Drivers would fill up a vehicle's fuel cell in three to five minutes and drive about 300 miles on the fill-up. The first station would support 10 to 15 cars a day.

Some fuel-cell stations get their hydrogen trucked in, but the first Ithaca station would convert water to hydrogen and oxygen by using electricity from renewable sources. Sites downtown and on East Hill are being considered, Mutolo said.

Mutolo and co-founder Bill Dailey are presenting a summary of the project to the Southern Tier Regional Economic Development Council today in Binghamton. Along with Cornell, they have made a proposal to the council for $1.1 million in state economic-development funding. They're seeking private and other public investment as well.
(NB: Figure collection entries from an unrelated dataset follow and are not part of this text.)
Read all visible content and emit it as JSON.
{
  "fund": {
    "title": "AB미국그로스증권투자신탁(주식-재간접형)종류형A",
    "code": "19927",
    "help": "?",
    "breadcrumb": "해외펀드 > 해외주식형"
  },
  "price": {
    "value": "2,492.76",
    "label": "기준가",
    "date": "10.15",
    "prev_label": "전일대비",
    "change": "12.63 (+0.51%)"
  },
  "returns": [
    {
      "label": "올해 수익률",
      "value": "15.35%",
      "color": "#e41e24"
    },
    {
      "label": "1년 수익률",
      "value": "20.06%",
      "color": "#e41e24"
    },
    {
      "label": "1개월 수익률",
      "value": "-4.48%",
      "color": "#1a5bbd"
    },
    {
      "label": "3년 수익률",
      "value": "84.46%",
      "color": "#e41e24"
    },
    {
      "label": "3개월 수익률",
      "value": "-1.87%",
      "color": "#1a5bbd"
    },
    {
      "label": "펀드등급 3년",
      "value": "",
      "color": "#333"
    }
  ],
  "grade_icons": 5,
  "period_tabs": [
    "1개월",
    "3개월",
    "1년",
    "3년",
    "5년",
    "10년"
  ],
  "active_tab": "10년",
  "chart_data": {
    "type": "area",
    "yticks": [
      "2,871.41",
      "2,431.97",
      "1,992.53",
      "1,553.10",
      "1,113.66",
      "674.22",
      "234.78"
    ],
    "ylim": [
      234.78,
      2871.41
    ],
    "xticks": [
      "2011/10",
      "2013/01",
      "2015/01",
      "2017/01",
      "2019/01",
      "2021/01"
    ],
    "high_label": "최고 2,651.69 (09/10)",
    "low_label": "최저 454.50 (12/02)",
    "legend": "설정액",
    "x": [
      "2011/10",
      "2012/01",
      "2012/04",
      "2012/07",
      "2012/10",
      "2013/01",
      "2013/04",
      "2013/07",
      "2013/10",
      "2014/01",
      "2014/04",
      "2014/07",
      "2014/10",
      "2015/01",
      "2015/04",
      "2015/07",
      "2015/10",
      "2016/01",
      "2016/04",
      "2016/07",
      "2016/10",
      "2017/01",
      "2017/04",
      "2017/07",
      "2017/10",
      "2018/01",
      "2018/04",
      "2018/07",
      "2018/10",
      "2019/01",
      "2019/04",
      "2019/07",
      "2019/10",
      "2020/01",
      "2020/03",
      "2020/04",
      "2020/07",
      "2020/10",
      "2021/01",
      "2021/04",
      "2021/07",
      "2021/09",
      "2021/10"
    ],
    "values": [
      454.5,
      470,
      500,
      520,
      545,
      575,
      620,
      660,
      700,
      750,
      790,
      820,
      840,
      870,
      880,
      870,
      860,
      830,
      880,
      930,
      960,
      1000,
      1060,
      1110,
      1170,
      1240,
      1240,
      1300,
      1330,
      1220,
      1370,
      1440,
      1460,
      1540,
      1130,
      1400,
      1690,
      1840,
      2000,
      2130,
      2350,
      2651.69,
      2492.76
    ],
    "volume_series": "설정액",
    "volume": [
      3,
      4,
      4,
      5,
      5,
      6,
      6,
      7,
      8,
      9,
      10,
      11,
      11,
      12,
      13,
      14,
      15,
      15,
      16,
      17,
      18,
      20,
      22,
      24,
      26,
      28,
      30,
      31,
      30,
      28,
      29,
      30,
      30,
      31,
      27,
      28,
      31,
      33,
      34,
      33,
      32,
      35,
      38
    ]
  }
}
A vehicle expected to be part of a demonstration is a Cornell Lab of Ornithology shuttle for students, staff and researchers from the lab to the Cornell central campus. Ithaca CarShare also is exploring the use of one or more vehicles in its fleet, and Tompkins Consolidated Area Transit is investigating the addition of a hydrogen fuel-cell bus from BAE Systems in Endicott to its fleet, Mutolo said.

Cornell Plantations and the Cornell Agricultural Experiment Station in Ithaca also have expressed interest in fuel-cell utility vehicles, including lawn mowers.

But the station would be open to anyone with a fuel-cell vehicle, Mutolo added.

The vehicles involved so far are from General Motors and Mercedes-Benz, but other manufacturers' products may be added.

At one time, New York had about 12 fuel-cell stations, but only seven remain, Mutolo said, the others having closed for various reasons such as completing their demonstrations. The nearest is in Rochester, he said.